Bohdan Paczyński or Bohdan Paczynski was a Polish astronomer, a leading scientist in theory of the evolution of stars, accretion discs and gamma ray bursts.
Paczyński was born February 8, 1940, in Vilnius, Lithuania to a family of a lawyer and a teacher of Polish literature. In 1945 his family chose to leave for Poland and settled in Kraków, and then in 1949 in Warsaw. Already at the age of 18 Paczyński published his first scientific article in Acta Astronomica. Between 1959 and 1962 he studied astronomy at the University of Warsaw. Two years later he received a doctorate under tutelage of Stefan Piotrowski and Włodzimierz Zonn.

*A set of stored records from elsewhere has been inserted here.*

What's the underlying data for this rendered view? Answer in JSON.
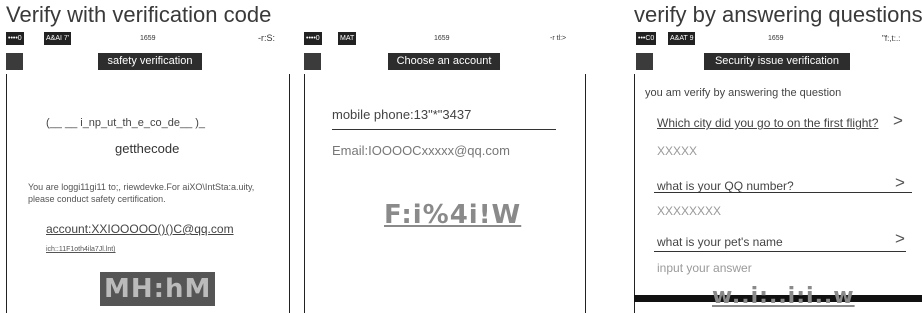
{
  "headings": {
    "left": "Verify with verification code",
    "right": "verify by answering questions"
  },
  "screens": [
    {
      "status": {
        "signal": "••••0",
        "carrier": "A&AI  7'",
        "time": "1659",
        "right": "-r:S:"
      },
      "nav_title": "safety verification",
      "code_input_label": "(__  __     i_np_ut_th_e_co_de__           )_",
      "get_code": "getthecode",
      "notice_line1": "You are loggi11gi11 to;, riewdevke.For aiXO\\IntSta:a.uity,",
      "notice_line2": "please conduct safety certification.",
      "account": "account:XXIOOOOO()()C@qq.com",
      "small_link": "ich::11F1oth4ila7Jl.lnt)",
      "captcha": "MH:hM"
    },
    {
      "status": {
        "signal": "••••0",
        "carrier": "MAT",
        "time": "1659",
        "right": "-r tl:>"
      },
      "nav_title": "Choose an account",
      "mobile": "mobile phone:13\"*\"3437",
      "email": "Email:IOOOOCxxxxx@qq.com",
      "captcha": "F:i%4i!W"
    },
    {
      "status": {
        "signal": "•••C0",
        "carrier": "A&AT  9",
        "time": "1659",
        "right": "\"f:,t:.:"
      },
      "nav_title": "Security issue verification",
      "intro": "you am  verify by answering the question",
      "questions": [
        {
          "question": "Which city did you go to on the first flight?",
          "answer": "XXXXX",
          "chevron": ">"
        },
        {
          "question": "what is your QQ number?",
          "answer": "XXXXXXXX",
          "chevron": ">"
        },
        {
          "question": "what is your pet's name",
          "placeholder": "input your answer",
          "chevron": ">"
        }
      ],
      "captcha": "w..i:..i:i..w"
    }
  ]
}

In 1962 Paczyński became a member of the Centre of Astronomy of the Polish Academy of Sciences, where he continued to work for nearly 20 years. In 1974 he received habilitation and in 1979 became a professor. Thanks to his works on theoretical astronomy, at the age of 36 he became the youngest member of the Polish Academy of Sciences.
In 1981 Paczyński visited United States, where he gave a series of lectures at Caltech to former interns at his Warsaw-based institute. After the introduction of the Martial Law in Poland he decided to stay abroad. He was The Lyman Spitzer Jr. Professor of Astrophysics at Princeton University.